The darkness came not from the blanket of night, but rather from a thin, greyish veil of ash that had been falling on the empty city of Cherog since the beginning of the world. As a boy, Arkus often wondered how such a thing was possible, how the city could avoid the consumption of a thousand years of sooty snow, but now, in his search of the broken arcades and colorless gardens, he had fled many times from strange, worm-like creatures that clearly fed on the choking stuff.

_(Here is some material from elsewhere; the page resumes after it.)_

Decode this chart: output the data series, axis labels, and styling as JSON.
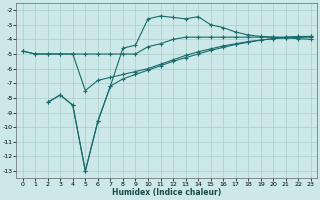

Even with the thick cloth he had pulled across his nose and mouth, Arkus could not breathe well and the failure of this life-giving function panicked him. The city was worse than even the most gifted of the nightmare-tellers had prophesied. Its buildings revealed no secrets concerning its founders or purpose. It existed at the edge of mortal knowledge, both of geography and myth, shrouded in ash, and though stories always spoke of it as some vast, silent bastion guarding the marches of the Desolate Kings, Arkus had learned that it was far from empty, or silent.
Scouring the city, trying to master his rising terror and searching for the purple flower that was his purpose, Arkus had seen creatures that seemed to be the embodiment of decay: gaunt, scabrous things that clung to the stones, as though feasting on the dereliction of the architecture. None of them could ignore a living, breathing man, however, and Arkus had been forced to move like a criminal. He moved slowly, though his shortening breath begged him to hurry, and he began to feel claustrophobic and trapped.
Despite this strain, he had persisted. He had systematically and carefully searched the avenues of Cherog until finally he had found the small garden where, once every twenty years, the purple flower called the kingsblood bloomed. As far as he had seen, nothing else in the city bore true, vibrant life and the existence of the flower was a piece of sacred lore for his people. He had heard a dozen stories explaining this bizarre lifecycle, but looking down on them, fearing for his life, he found that he didn't care where they came from, or why they never bloomed in the same place twice, or why they slumbered so long. Without pausing, he had knelt quickly and harvested the entire crop. Tradition urged him to take a single stem, but he was far beyond tradition and against the ancestor-golems, he needed any edge he could manufacture.
The golem in the courtyard was close enough to where Arkus stood that it was not obscured: a massive, unnatural likeness of a man formed of clay.